Image quality and blood-myocardial contrast was inferior using the spiral gradient echo imaging compared with standard real-time bSSFP used for MRI-guided right heart catheterization. However, clinicians preferred the trade-off in image quality for enhanced catheter performance and conspicuity. This specific Glidewire model is fully insulated and does not contain coils for radio-opacity, making it less susceptible to RF-induced heating compared with other commercial guidewires tested. Improved guidewire tip conspicuity will be required for procedures in the left-heart.


This first-in-human study used gradient echo spiral imaging to safely perform MRI-guided right heart catheterization with an off-the-shelf metallic guidewire from the catheterization lab. These RF-efficient imaging methods may have the potential to enable more MRI-guided procedures using commercial metallic devices in the future.


This work was supported by the NHLBI DIR (Z01-HL006039, Z01-HL005062, ZIA-HL006213).


[1] Campbell-Washburn AE, Rogers T, Basar B, Sonmez M, Kocaturk O, Lederman RJ, Hansen MS and Faranesh AZ. Positive contrast spiral imaging of a nitinol guidewire with reduced RF-induced heating. Journal of Cardiovascular Magnetic Resonance (2015), 17:114 .
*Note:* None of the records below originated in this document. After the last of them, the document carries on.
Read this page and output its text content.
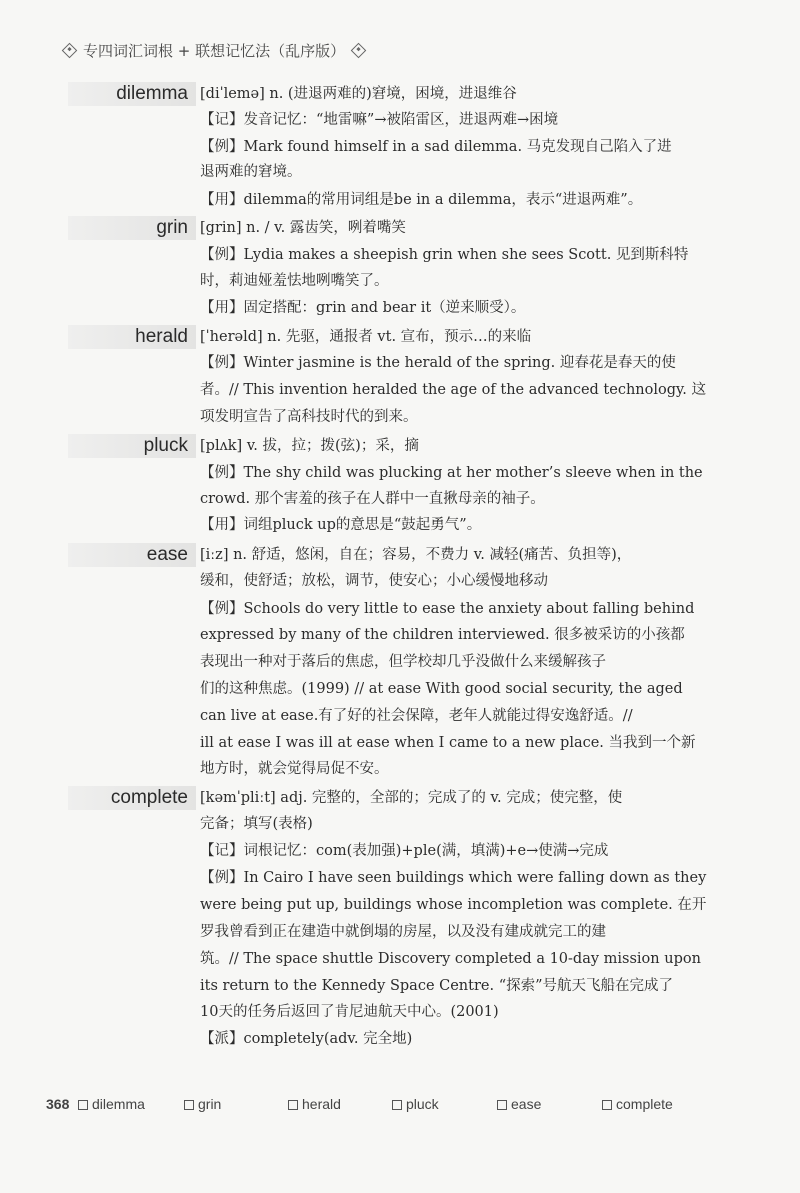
专四词汇词根 + 联想记忆法（乱序版）
dilemma [diˈlemə] n. (进退两难的)窘境，困境，进退维谷
【记】发音记忆：“地雷嘛”→被陷雷区，进退两难→困境
【例】Mark found himself in a sad dilemma. 马克发现自己陷入了进
退两难的窘境。
【用】dilemma的常用词组是be in a dilemma，表示“进退两难”。
grin [grin] n. / v. 露齿笑，咧着嘴笑
【例】Lydia makes a sheepish grin when she sees Scott. 见到斯科特
时，莉迪娅羞怯地咧嘴笑了。
【用】固定搭配：grin and bear it（逆来顺受）。
herald [ˈherəld] n. 先驱，通报者 vt. 宣布，预示…的来临
【例】Winter jasmine is the herald of the spring. 迎春花是春天的使
者。// This invention heralded the age of the advanced technology. 这
项发明宣告了高科技时代的到来。
pluck [plʌk] v. 拔，拉；拨(弦)；采，摘
【例】The shy child was plucking at her mother’s sleeve when in the
crowd. 那个害羞的孩子在人群中一直揪母亲的袖子。
【用】词组pluck up的意思是“鼓起勇气”。
ease [iːz] n. 舒适，悠闲，自在；容易，不费力 v. 减轻(痛苦、负担等)，
缓和，使舒适；放松，调节，使安心；小心缓慢地移动
【例】Schools do very little to ease the anxiety about falling behind
expressed by many of the children interviewed. 很多被采访的小孩都
表现出一种对于落后的焦虑，但学校却几乎没做什么来缓解孩子
们的这种焦虑。(1999) // at ease With good social security, the aged
can live at ease.有了好的社会保障，老年人就能过得安逸舒适。//
ill at ease I was ill at ease when I came to a new place. 当我到一个新
地方时，就会觉得局促不安。
complete [kəmˈpliːt] adj. 完整的，全部的；完成了的 v. 完成；使完整，使
完备；填写(表格)
【记】词根记忆：com(表加强)+ple(满，填满)+e→使满→完成
【例】In Cairo I have seen buildings which were falling down as they
were being put up, buildings whose incompletion was complete. 在开
罗我曾看到正在建造中就倒塌的房屋，以及没有建成就完工的建
筑。// The space shuttle Discovery completed a 10-day mission upon
its return to the Kennedy Space Centre. “探索”号航天飞船在完成了
10天的任务后返回了肯尼迪航天中心。(2001)
【派】completely(adv. 完全地)
368	dilemma	grin	herald	pluck	ease	complete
[2] Velasco Forte MN, Pushparajah K, Schaeffter T, Perez IV, Rhode K, Ruijsink B, Alhrishy M, Byrne N, Chiribiri A, Ismail T, Hussain T, Razavi R and Roujol S. Improved passive catheter tracking with positive contrast for CMR-guided cardiac catheterization using partial saturation (pSAT). Journal of Cardiovascular Magnetic Resonance (2017) 19:60.

[3] Campbell-Washburn AE, Basar B, Rogers T, Sonmez M, Kocaturk O, Lederman RJ, Hansen MS and Faranesh AZ. Two-channel visualization of a passive nitinol guidewire with iron oxide maker created from a single image acquisition. Proceedings of the 23rd annual meeting of the ISMRM (Toronto 2015): 0868.


Median time required to complete each procedural step with guidewire and with balloon wedge catheter alone.

Improved catheter shaft conspicuity in the SVC (A) and navigation of the guidewire from MPA to LPA (B). Anatomical gradient echo spiral images (left) and off-resonance reconstruction for guidewire visualization (right) were both displayed to operators simultaneously during the procedure. Red arrowheads are used to indicate the catheter and guidewire shaft.